Whose blame is it for this completely amorphous exit from the premises?
“We are all responsible for this. Everyone has a role in this poor performance,” said Maciocia.
The Alouettes took a 10-3 lead in the second quarter, but a series of turnovers completely turned the tide. Quarterback Trevor Harris alone was responsible for three of his team’s four turnovers, with a fumble — recovered for a touchdown — and two interceptions.
“There was a touchdown that the offense conceded and we had an interception with a short pitch that led to a field goal. It’s 10 points right there,” noted Maciocia, who however blamed his entire lineup.
“We have a game where we had the opportunity to get an interception that we missed. Defensively, in general, we play well. Did we play well today (Friday)? No. But there are 10 of the 38 points awarded that go on offense. It is better to tackle, on the other hand, and to go to the quarterback. (…) We have the staff, but we have work to do.”
It’s a refrain we’ve been hearing since the beginning of the season: that all the elements are in place, but it’s enough to execute the plays. Do the Alouettes really have what it takes?

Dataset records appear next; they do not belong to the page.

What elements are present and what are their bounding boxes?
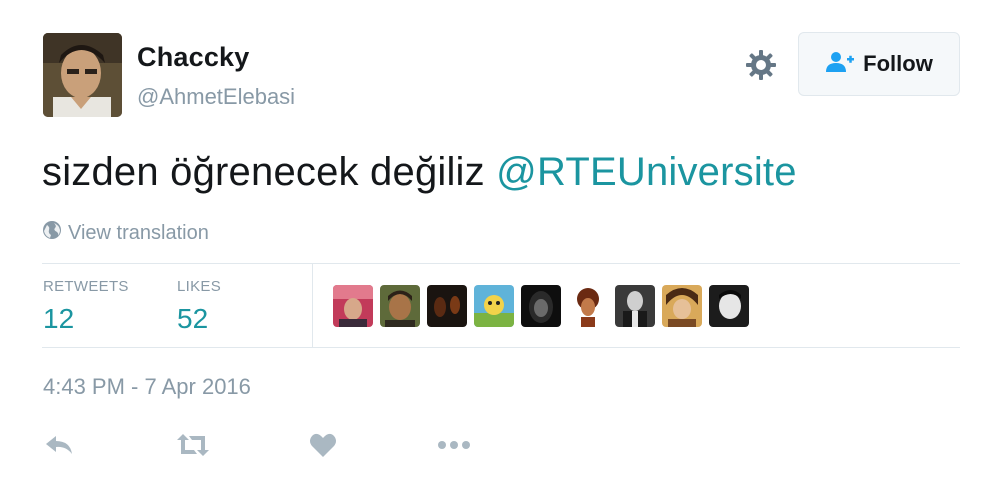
view-translation-link[interactable]: View translation (42, 220, 209, 246)
view-translation-label: View translation (68, 221, 209, 244)
tweet-mention-link[interactable]: @RTEUniversite (496, 150, 797, 194)
liker-avatar[interactable] (709, 285, 749, 327)
likes-label: LIKES (177, 278, 222, 295)
likes-count: 52 (177, 303, 209, 334)
follow-button[interactable]: Follow (798, 32, 960, 96)
likes-stat[interactable]: LIKES 52 (177, 278, 221, 335)
liker-avatar[interactable] (662, 285, 702, 327)
retweets-stat[interactable]: RETWEETS 12 (43, 278, 129, 335)
tweet-body: sizden öğrenecek değiliz (42, 150, 497, 194)
liker-avatar[interactable] (427, 285, 467, 327)
liker-avatar[interactable] (568, 285, 608, 327)
retweets-label: RETWEETS (43, 278, 129, 295)
globe-icon (42, 220, 62, 246)
more-icon[interactable] (437, 430, 471, 460)
liker-avatar[interactable] (521, 285, 561, 327)
reply-icon[interactable] (42, 430, 76, 460)
liker-avatar[interactable] (615, 285, 655, 327)
stats-top-divider (42, 263, 960, 264)
liker-avatar[interactable] (380, 285, 420, 327)
follow-button-label: Follow (863, 51, 933, 76)
retweets-count: 12 (43, 303, 75, 334)
liker-avatar[interactable] (333, 285, 373, 327)
author-avatar[interactable] (43, 33, 122, 117)
likers-avatar-list (333, 285, 749, 327)
gear-icon[interactable] (744, 48, 778, 82)
retweet-icon[interactable] (176, 430, 210, 460)
stats-bottom-divider (42, 347, 960, 348)
stats-vertical-divider (312, 263, 313, 348)
tweet-text: sizden öğrenecek değiliz @RTEUniversite (42, 150, 797, 195)
like-icon[interactable] (306, 430, 340, 460)
liker-avatar[interactable] (474, 285, 514, 327)
author-screen-name[interactable]: @AhmetElebasi (137, 84, 295, 110)
tweet-timestamp[interactable]: 4:43 PM - 7 Apr 2016 (43, 374, 251, 400)
add-person-icon (825, 51, 855, 78)
author-display-name[interactable]: Chaccky (137, 42, 249, 73)
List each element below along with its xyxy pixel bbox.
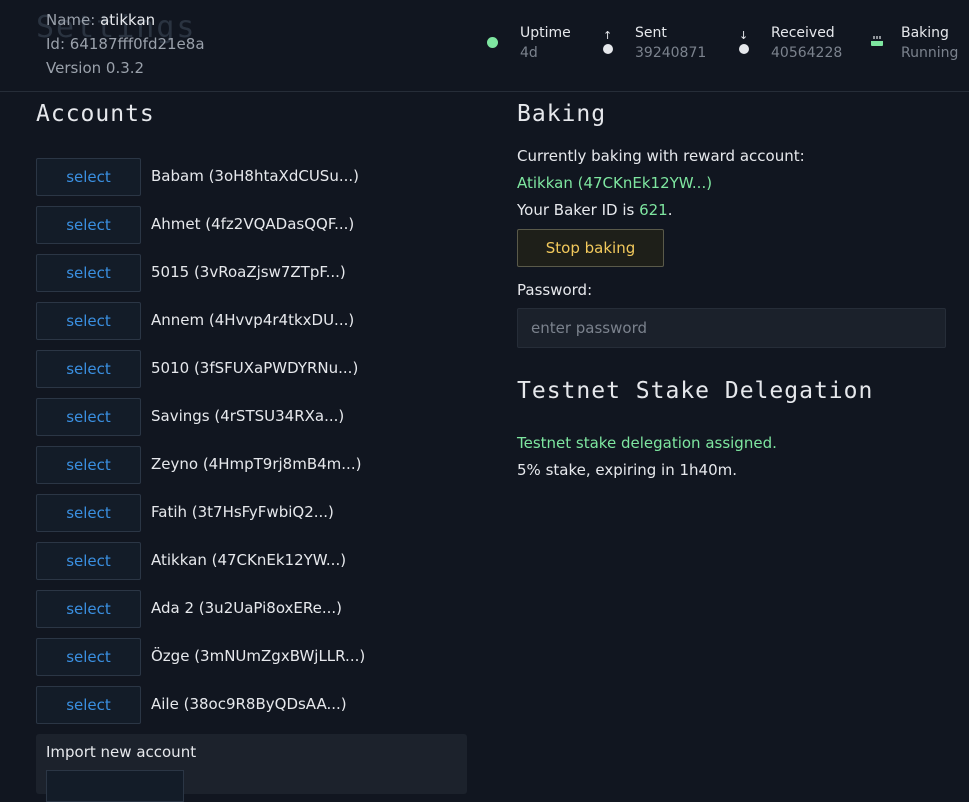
stop-baking-button[interactable]: Stop baking (517, 229, 664, 267)
import-account-panel: Import new account (36, 734, 467, 802)
select-account-button[interactable]: select (36, 302, 141, 340)
select-account-button[interactable]: select (36, 590, 141, 628)
top-bar: Settings Name: atikkan Id: 64187fff0fd21… (0, 0, 969, 92)
node-name-value: atikkan (100, 11, 156, 29)
account-row: select 5015 (3vRoaZjsw7ZTpF...) (36, 254, 466, 292)
baking-icon (871, 36, 883, 46)
baker-id-prefix: Your Baker ID is (517, 201, 640, 219)
delegation-status: Testnet stake delegation assigned. (517, 434, 777, 452)
account-name: Babam (3oH8htaXdCUSu...) (151, 167, 359, 185)
account-name: Fatih (3t7HsFyFwbiQ2...) (151, 503, 334, 521)
sent-value: 39240871 (635, 45, 707, 61)
node-name: Name: atikkan (46, 8, 205, 32)
delegation-title: Testnet Stake Delegation (517, 378, 874, 404)
account-row: select 5010 (3fSFUXaPWDYRNu...) (36, 350, 466, 388)
account-row: select Ahmet (4fz2VQADasQQF...) (36, 206, 466, 244)
node-id: Id: 64187fff0fd21e8a (46, 32, 205, 56)
received-label: Received (771, 25, 835, 41)
received-arrow-icon: ↓ (739, 29, 749, 42)
account-name: Ada 2 (3u2UaPi8oxERe...) (151, 599, 343, 617)
select-account-button[interactable]: select (36, 542, 141, 580)
select-account-button[interactable]: select (36, 494, 141, 532)
accounts-title: Accounts (36, 101, 155, 127)
account-name: Atikkan (47CKnEk12YW...) (151, 551, 347, 569)
account-name: Aile (38oc9R8ByQDsAA...) (151, 695, 347, 713)
baking-current-text: Currently baking with reward account: (517, 147, 805, 165)
select-account-button[interactable]: select (36, 350, 141, 388)
select-account-button[interactable]: select (36, 398, 141, 436)
uptime-value: 4d (520, 45, 538, 61)
account-name: Annem (4Hvvp4r4tkxDU...) (151, 311, 355, 329)
import-account-button[interactable] (46, 770, 184, 802)
node-id-label: Id: (46, 35, 65, 53)
import-account-title: Import new account (46, 743, 197, 761)
account-name: 5015 (3vRoaZjsw7ZTpF...) (151, 263, 346, 281)
password-label: Password: (517, 281, 593, 299)
node-id-value: 64187fff0fd21e8a (69, 35, 205, 53)
node-version: Version 0.3.2 (46, 59, 145, 77)
account-name: Ahmet (4fz2VQADasQQF...) (151, 215, 355, 233)
account-name: Zeyno (4HmpT9rj8mB4m...) (151, 455, 362, 473)
select-account-button[interactable]: select (36, 206, 141, 244)
baking-reward-account: Atikkan (47CKnEk12YW...) (517, 174, 713, 192)
password-input[interactable] (517, 308, 946, 348)
baker-id-line: Your Baker ID is 621. (517, 201, 673, 219)
select-account-button[interactable]: select (36, 158, 141, 196)
uptime-label: Uptime (520, 25, 571, 41)
baking-title: Baking (517, 101, 607, 127)
account-row: select Babam (3oH8htaXdCUSu...) (36, 158, 466, 196)
uptime-status-dot (487, 37, 498, 48)
select-account-button[interactable]: select (36, 254, 141, 292)
baking-label: Baking (901, 25, 949, 41)
baker-id-suffix: . (667, 201, 673, 219)
sent-arrow-icon: ↑ (603, 29, 613, 42)
account-row: select Fatih (3t7HsFyFwbiQ2...) (36, 494, 466, 532)
baking-value: Running (901, 45, 959, 61)
account-name: 5010 (3fSFUXaPWDYRNu...) (151, 359, 359, 377)
sent-label: Sent (635, 25, 667, 41)
delegation-detail: 5% stake, expiring in 1h40m. (517, 461, 737, 479)
account-row: select Aile (38oc9R8ByQDsAA...) (36, 686, 466, 724)
node-info: Name: atikkan Id: 64187fff0fd21e8a Versi… (46, 8, 205, 80)
account-name: Savings (4rSTSU34RXa...) (151, 407, 345, 425)
received-value: 40564228 (771, 45, 843, 61)
account-row: select Özge (3mNUmZgxBWjLLR...) (36, 638, 466, 676)
node-name-label: Name: (46, 11, 96, 29)
select-account-button[interactable]: select (36, 446, 141, 484)
account-row: select Atikkan (47CKnEk12YW...) (36, 542, 466, 580)
account-row: select Ada 2 (3u2UaPi8oxERe...) (36, 590, 466, 628)
account-row: select Zeyno (4HmpT9rj8mB4m...) (36, 446, 466, 484)
sent-dot-icon (603, 44, 613, 54)
account-name: Özge (3mNUmZgxBWjLLR...) (151, 647, 366, 665)
baker-id-value: 621 (639, 201, 668, 219)
select-account-button[interactable]: select (36, 686, 141, 724)
account-row: select Annem (4Hvvp4r4tkxDU...) (36, 302, 466, 340)
account-row: select Savings (4rSTSU34RXa...) (36, 398, 466, 436)
received-dot-icon (739, 44, 749, 54)
select-account-button[interactable]: select (36, 638, 141, 676)
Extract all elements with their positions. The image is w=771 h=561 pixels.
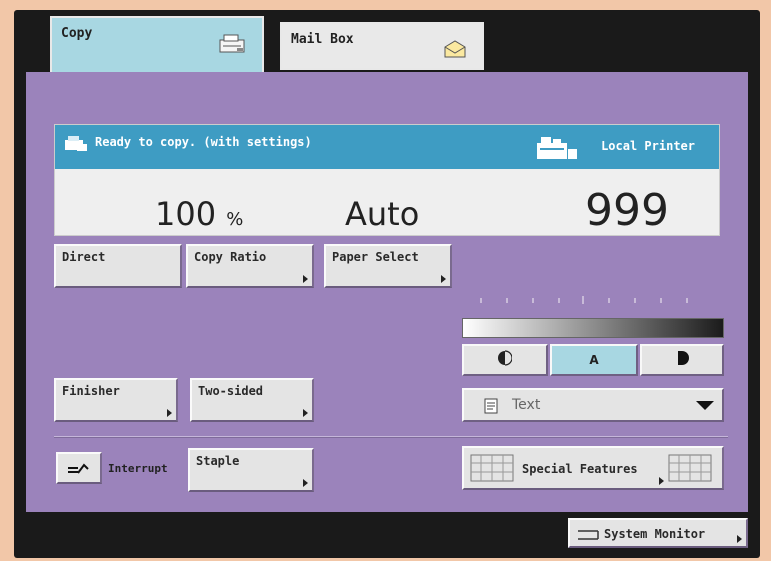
grid-icon: [668, 454, 712, 485]
two-sided-button-label: Two-sided: [198, 384, 264, 398]
direct-button-label: Direct: [62, 250, 106, 264]
monitor-icon: [576, 528, 600, 545]
submenu-arrow-icon: [737, 535, 742, 543]
submenu-arrow-icon: [303, 479, 308, 487]
staple-button-label: Staple: [196, 454, 240, 468]
density-darker-button[interactable]: [640, 344, 724, 376]
density-tick: [480, 298, 482, 303]
interrupt-icon: [66, 463, 92, 480]
paper-select-button[interactable]: Paper Select: [324, 244, 452, 288]
grid-icon: [470, 454, 514, 485]
status-display: Ready to copy. (with settings) Local Pri…: [54, 124, 720, 236]
document-icon: [484, 398, 498, 418]
copier-small-icon: [63, 134, 89, 155]
density-tick: [558, 298, 560, 303]
tab-mailbox-label: Mail Box: [291, 32, 354, 47]
submenu-arrow-icon: [167, 409, 172, 417]
system-monitor-button[interactable]: System Monitor: [568, 518, 748, 548]
density-auto-label: A: [589, 353, 599, 367]
special-features-button[interactable]: Special Features: [462, 446, 724, 490]
density-tick: [634, 298, 636, 303]
copier-icon: [218, 32, 248, 58]
special-features-label: Special Features: [522, 462, 638, 476]
section-divider: [54, 436, 728, 438]
status-message: Ready to copy. (with settings): [95, 135, 312, 149]
density-tick-center: [582, 296, 584, 304]
copy-count-value: 999: [585, 185, 669, 236]
image-type-select[interactable]: Text: [462, 388, 724, 422]
status-bar: Ready to copy. (with settings) Local Pri…: [55, 125, 719, 169]
finisher-button[interactable]: Finisher: [54, 378, 178, 422]
image-type-value: Text: [512, 397, 541, 413]
tab-mailbox[interactable]: Mail Box: [280, 22, 484, 70]
printer-icon: [535, 135, 579, 164]
darker-icon: [675, 350, 689, 370]
submenu-arrow-icon: [303, 275, 308, 283]
density-tick: [532, 298, 534, 303]
two-sided-button[interactable]: Two-sided: [190, 378, 314, 422]
tab-copy[interactable]: Copy: [50, 16, 264, 74]
printer-label: Local Printer: [601, 139, 695, 153]
ratio-number: 100: [155, 195, 217, 233]
paper-size-value: Auto: [345, 195, 420, 233]
submenu-arrow-icon: [303, 409, 308, 417]
system-monitor-label: System Monitor: [604, 527, 706, 541]
submenu-arrow-icon: [659, 477, 664, 485]
envelope-icon: [442, 38, 468, 64]
interrupt-button[interactable]: [56, 452, 102, 484]
submenu-arrow-icon: [441, 275, 446, 283]
paper-select-button-label: Paper Select: [332, 250, 419, 264]
density-tick: [660, 298, 662, 303]
chevron-down-icon: [696, 401, 714, 410]
direct-button[interactable]: Direct: [54, 244, 182, 288]
ratio-unit: %: [226, 209, 244, 230]
copy-ratio-button-label: Copy Ratio: [194, 250, 267, 264]
density-lighter-button[interactable]: [462, 344, 548, 376]
density-scale: [468, 296, 720, 306]
copy-ratio-button[interactable]: Copy Ratio: [186, 244, 314, 288]
finisher-button-label: Finisher: [62, 384, 120, 398]
tab-copy-label: Copy: [61, 26, 93, 41]
interrupt-label: Interrupt: [108, 462, 168, 475]
copy-ratio-value: 100 %: [155, 195, 243, 233]
density-tick: [686, 298, 688, 303]
staple-button[interactable]: Staple: [188, 448, 314, 492]
density-tick: [608, 298, 610, 303]
density-auto-button[interactable]: A: [550, 344, 638, 376]
density-gradient: [462, 318, 724, 338]
density-tick: [506, 298, 508, 303]
lighter-icon: [498, 350, 513, 370]
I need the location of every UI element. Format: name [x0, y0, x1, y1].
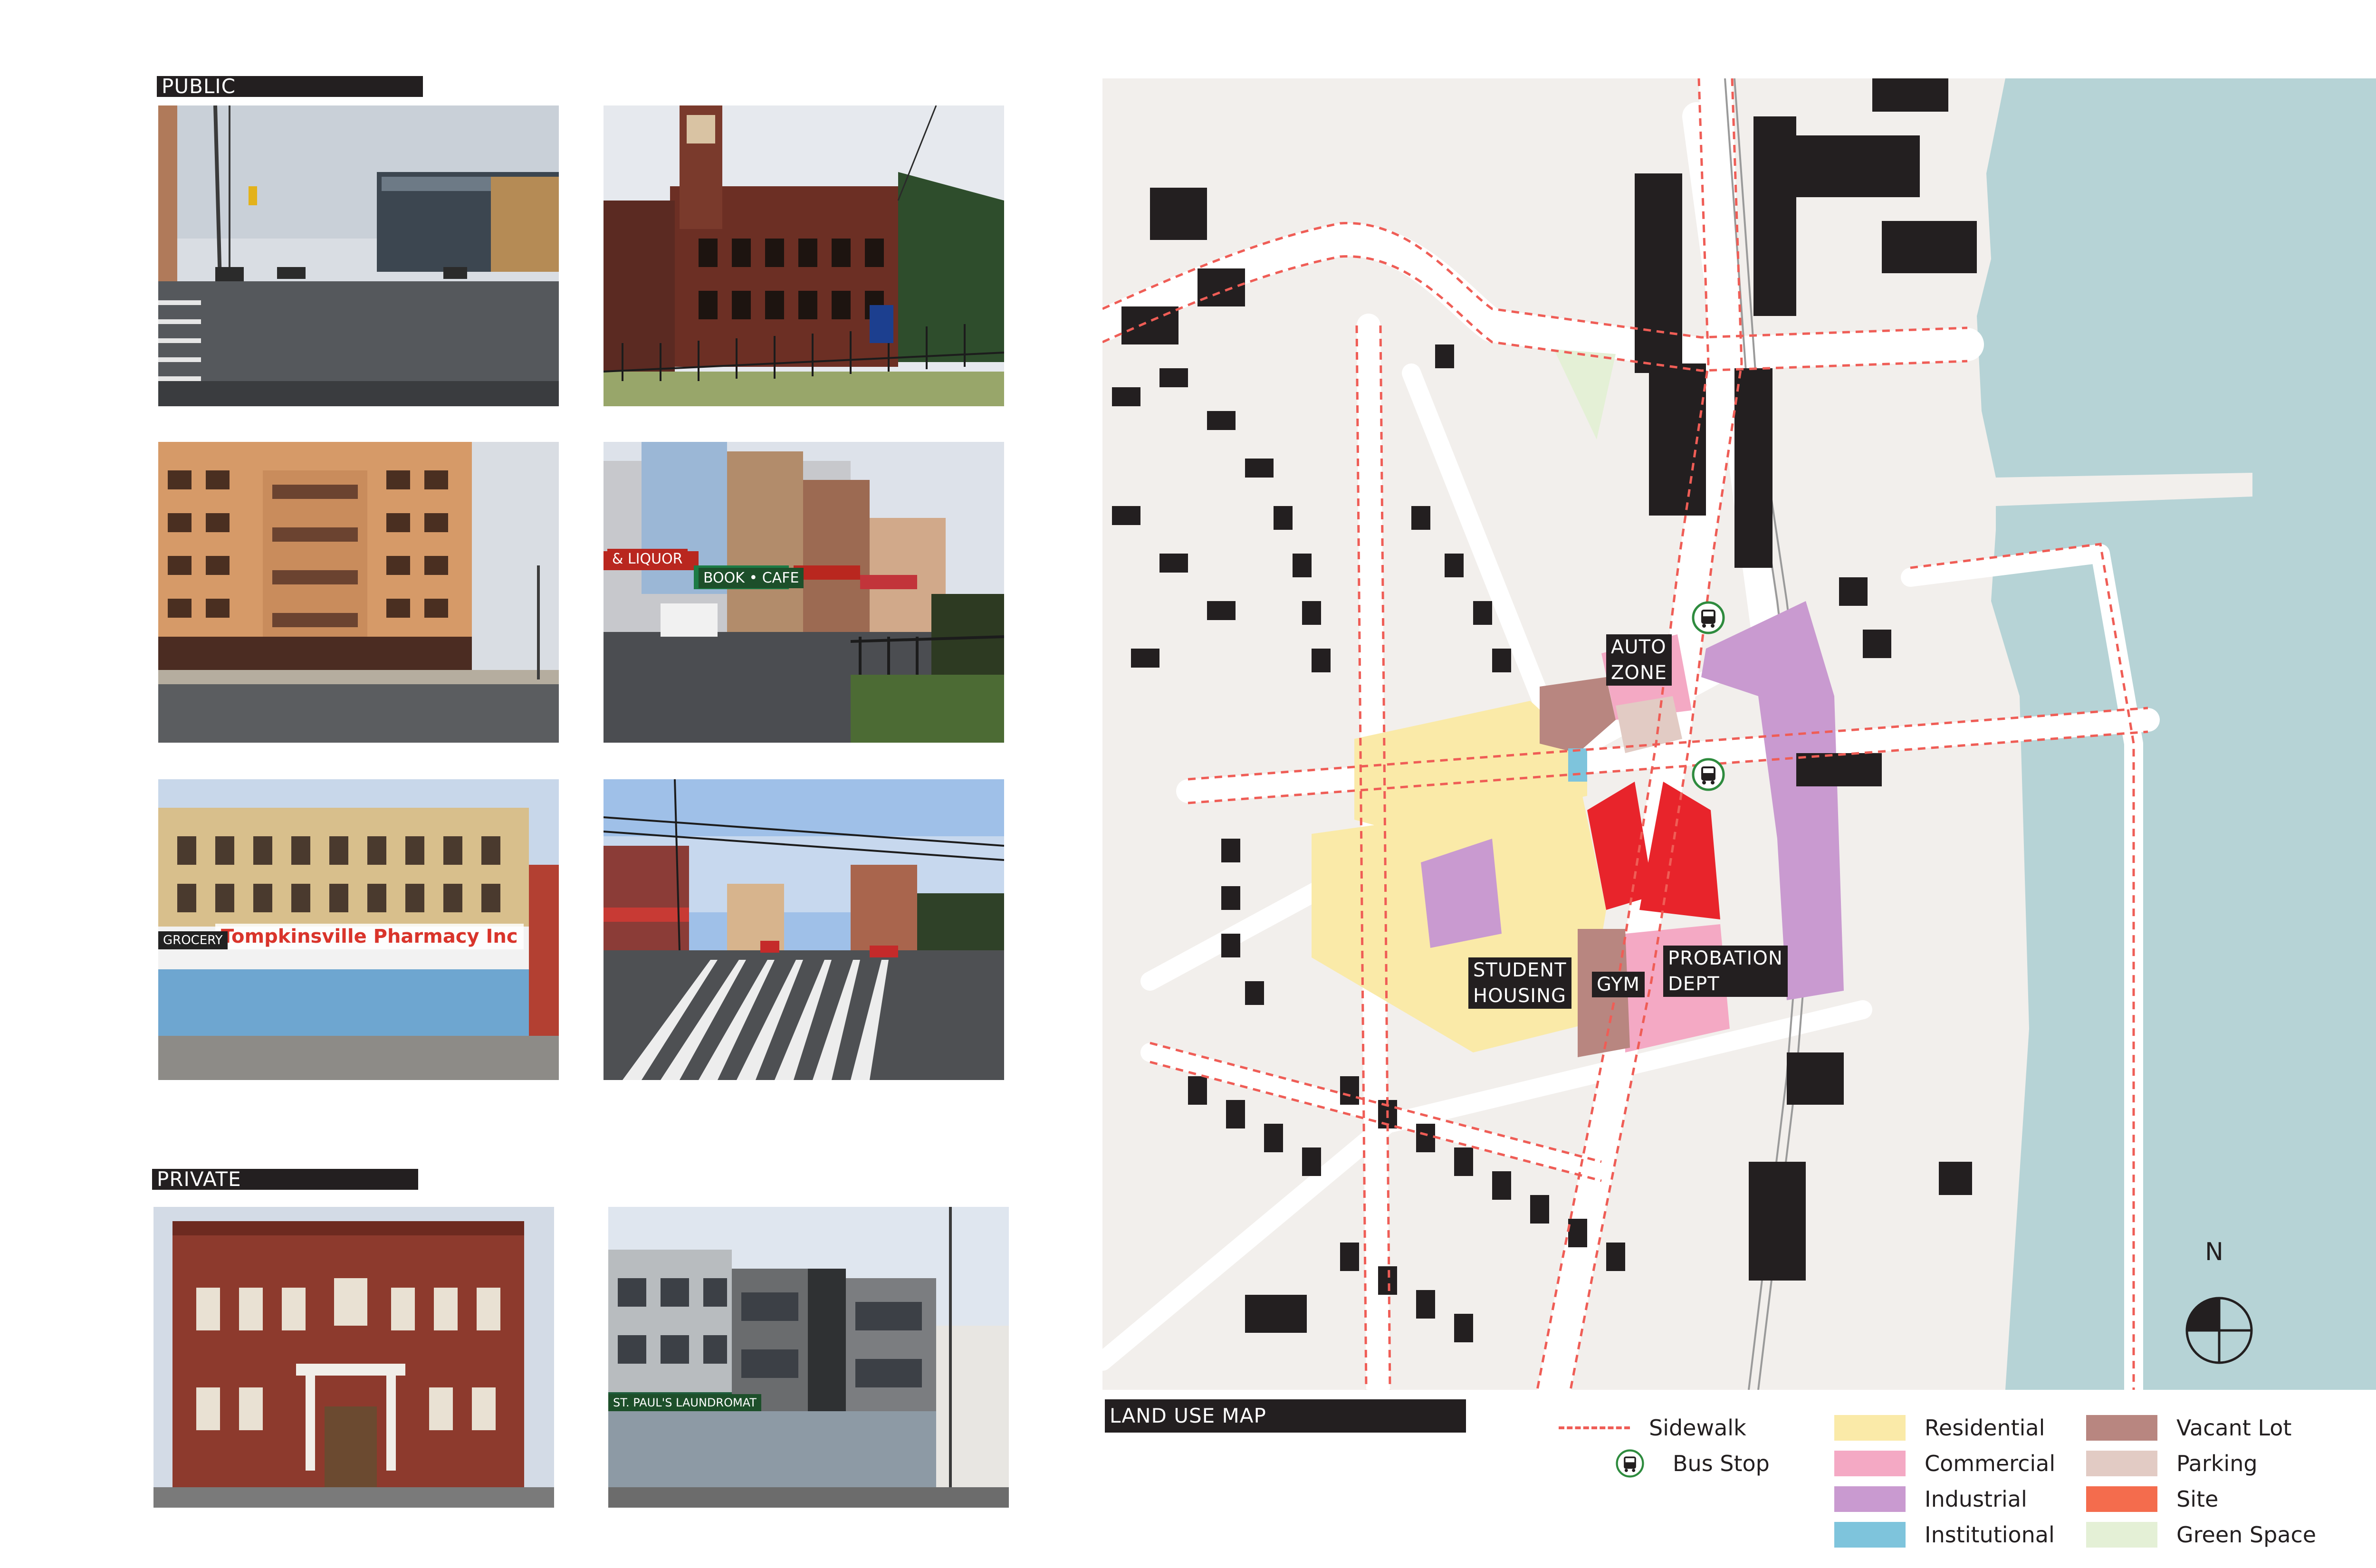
legend-industrial: Industrial: [1834, 1485, 2027, 1513]
legend-commercial-label: Commercial: [1925, 1451, 2056, 1476]
legend-site: Site: [2086, 1485, 2218, 1513]
public-section-title: PUBLIC: [157, 76, 423, 97]
green-space-park: [1554, 349, 1616, 440]
photo-crosswalk: [604, 779, 1004, 1080]
photo-sign-pharmacy: Tompkinsville Pharmacy Inc: [215, 924, 524, 949]
bus-stop-icon: [1692, 758, 1725, 791]
map-section-title: LAND USE MAP: [1105, 1399, 1466, 1433]
legend-vacant-lot-label: Vacant Lot: [2176, 1415, 2292, 1441]
north-label: N: [2205, 1238, 2223, 1266]
legend-bus-stop-label: Bus Stop: [1673, 1451, 1770, 1476]
north-arrow-icon: [2185, 1297, 2253, 1364]
photo-sign-grocery: GROCERY: [158, 931, 228, 949]
legend-bus-stop: Bus Stop: [1616, 1449, 1770, 1478]
sidewalk-swatch: [1559, 1426, 1630, 1429]
legend-sidewalk: Sidewalk: [1559, 1414, 1746, 1442]
residential-swatch: [1834, 1415, 1906, 1441]
site-swatch: [2086, 1486, 2157, 1512]
bus-stop-icon: [1616, 1449, 1644, 1478]
institutional-lot: [1568, 748, 1587, 782]
legend-commercial: Commercial: [1834, 1449, 2055, 1478]
photo-intersection-bridge: [158, 105, 559, 406]
institutional-swatch: [1834, 1522, 1906, 1548]
map-label-student-housing: STUDENT HOUSING: [1468, 957, 1571, 1009]
legend-vacant-lot: Vacant Lot: [2086, 1414, 2291, 1442]
legend-site-label: Site: [2176, 1486, 2219, 1512]
photo-apartment-building: [158, 442, 559, 743]
legend-sidewalk-label: Sidewalk: [1649, 1415, 1746, 1441]
legend-institutional: Institutional: [1834, 1520, 2055, 1549]
map-label-gym: GYM: [1592, 972, 1645, 997]
legend-residential-label: Residential: [1925, 1415, 2045, 1441]
legend-green-space-label: Green Space: [2176, 1522, 2317, 1548]
photo-brick-house: [153, 1207, 554, 1508]
map-legend: Sidewalk Bus Stop Residential Commercial…: [1559, 1414, 2376, 1556]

“I would like to think that we are much better than what we showed (Friday) evening. But the only way to do that is to play at your level, said the head coach, who looked grim. (Friday), we did not play at our level.
“It’s a process that is evolving, for his part tried to explain Harris. On the Gray Cup winning teams I’ve played for, we’ve always had mid-season trouble, around Labor Day, and started to be on top towards the end of the season. Sounds like an apology and saying it’s gonna be okay. That’s not what I mean at all. We have to be better and it starts with me. I have to take better care of the ball. Turnovers make the difference in football: we have committed four against none. We’re lucky we were only a touchdown late into the second half considering how many times we gave the ball away.”
But the quarterback remains convinced that this offense can produce at a higher level, which remains to be consistently demonstrated.
Too many distractions?
If the Alouettes did not take this game against the Rouge et Noir for granted, one of the avenues to explore is whether the club’s eventful week away from the field has disturbed its preparation.
The team had to deal with the arrest of centre-back Christophe Normand after the break for luring someone under the age of 16; the departure of minority shareholder Gary Stern from the team’s entourage, which had the effect of bringing back questions about a new sale of the team; then the Alouettes traded quarterback Vernon Adams Jr. to the Lions and defensive lineman Avery Ellis to the Elks.
“If that’s it, it disappoints me a lot too, replied Maciocia. You have to play with all this adversity. We knew there was a lot going on around the team this week. We prepared by telling ourselves that we were going to focus on the things that we can control, that it was no use continuing to talk about them. The reality is that we didn’t do that. We did not manage it as a team capable of managing what we can control. And we paid for (Friday) night. I hope that’s a lesson everyone learned. We will see what kind of team will show up for training on Tuesday.
Words that found echoes among the players interviewed after the meeting. But with the microphone off, some have suggested that it may have shaken up part of the workforce, if only because Normand, Adams and Ellis all had friends in this locker room.
The perfect storm to explain this setback? In the end, the result is that the Alouettes have erased the very thin margin of maneuver that the team had built up in the weak East section with its victories in Winnipeg and against Edmonton.